18 individus poursuivis pour des cambriolages perpétrés à Manage

La cité Bellecourt à Manage
La cité Bellecourt à Manage - © Google Street View

Domiciliées dans la cité Bellecourt à Manage, 18 personnes ont comparu pour des dizaines de vols, des recels et une tentative de vol avec violence, ce jeudi, devant le tribunal correctionnel de Charleroi. Le parquet en fait le procès "des petites crapules oisives" qui en venaient même à se voler entre elles.

De novembre 2011 à février 2013, un nombre incalculable de méfaits a été commis au sein de la cité Bellecourt à Manage et dans ses environs. Cambriolages, vandalisme, recels, tapage nocturne, harcèlement du voisinage ainsi que coups et blessures étaient le quotidien de ce quartier paupérisé où sévissait une bande de jeunes oisifs.

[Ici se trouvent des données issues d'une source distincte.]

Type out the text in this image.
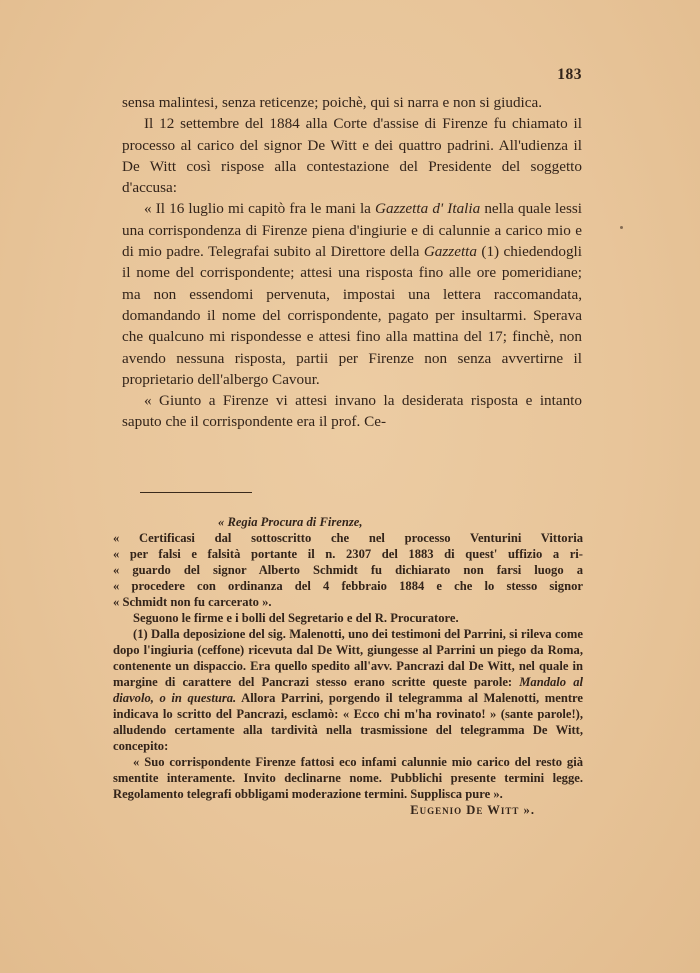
183

sensa malintesi, senza reticenze; poichè, qui si narra e non si giudica.

Il 12 settembre del 1884 alla Corte d'assise di Firenze fu chiamato il processo al carico del signor De Witt e dei quattro padrini. All'udienza il De Witt così rispose alla contestazione del Presidente del soggetto d'accusa:

« Il 16 luglio mi capitò fra le mani la Gazzetta d' Italia nella quale lessi una corrispondenza di Firenze piena d'ingiurie e di calunnie a carico mio e di mio padre. Telegrafai subito al Direttore della Gazzetta (1) chiedendogli il nome del corrispondente; attesi una risposta fino alle ore pomeridiane; ma non essendomi pervenuta, impostai una lettera raccomandata, domandando il nome del corrispondente, pagato per insultarmi. Sperava che qualcuno mi rispondesse e attesi fino alla mattina del 17; finchè, non avendo nessuna risposta, partii per Firenze non senza avvertirne il proprietario dell'albergo Cavour.

« Giunto a Firenze vi attesi invano la desiderata risposta e intanto saputo che il corrispondente era il prof. Ce-

« Regia Procura di Firenze,

« Certificasi dal sottoscritto che nel processo Venturini Vittoria
« per falsi e falsità portante il n. 2307 del 1883 di quest' uffizio a ri-
« guardo del signor Alberto Schmidt fu dichiarato non farsi luogo a
« procedere con ordinanza del 4 febbraio 1884 e che lo stesso signor
« Schmidt non fu carcerato ».

Seguono le firme e i bolli del Segretario e del R. Procuratore.

(1) Dalla deposizione del sig. Malenotti, uno dei testimoni del Parrini, si rileva come dopo l'ingiuria (ceffone) ricevuta dal De Witt, giungesse al Parrini un piego da Roma, contenente un dispaccio. Era quello spedito all'avv. Pancrazi dal De Witt, nel quale in margine di carattere del Pancrazi stesso erano scritte queste parole: Mandalo al diavolo, o in questura. Allora Parrini, porgendo il telegramma al Malenotti, mentre indicava lo scritto del Pancrazi, esclamò: « Ecco chi m'ha rovinato! » (sante parole!), alludendo certamente alla tardività nella trasmissione del telegramma De Witt, concepito:

« Suo corrispondente Firenze fattosi eco infami calunnie mio carico del resto già smentite interamente. Invito declinarne nome. Pubblichi presente termini legge. Regolamento telegrafi obbligami moderazione termini. Supplisca pure ».

Eugenio De Witt ».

18 personnes comparaissaient devant le tribunal correctionnel ce jeudi pour cette impressionnante série de cambriolages. "C'est le procès de petites crapules qui n'ont pas de travail et qui n'en cherchent pas. Des toxicomanes dépendants, voleurs dans l'âme au point de se voler entre eux", a grondé le parquet. "Les sept premiers prévenus constituent le noyau dur de cette bande à géométrie variable et tous étaient déjà connus de la justice. Ils sont arrogants et irrespectueux. Certains se filment en prison comme s'ils étaient au Club Med et passent ainsi à la télé. Ce que l'on juge aujourd'hui, ce n'est que la partie émergée de l'iceberg", a-t-il poursuivi.

Le Ministère public a décrit les nombreux cambriolages, commis sur un coup de tête en état d'ébriété, avec des saccages d'habitations en prime. La substitute a également relevé l'agression odieuse d'un octogénaire quasi aveugle et grabataire par deux individus cagoulés. Elle estime enfin que les receleurs ne pouvaient être dupes, vu la réputation des individus qui vendaient quotidiennement des objets volés.

Le parquet a finalement requis un minimum de trois mois de prison ferme pour le noyau dur de la bande. Les avocats de ces derniers ont, eux, sollicité la clémence par le biais du sursis ou de peines de travail. Ils estiment que leurs clients sont encore "récupérables".

Les plaidoiries se poursuivront le 20 juin.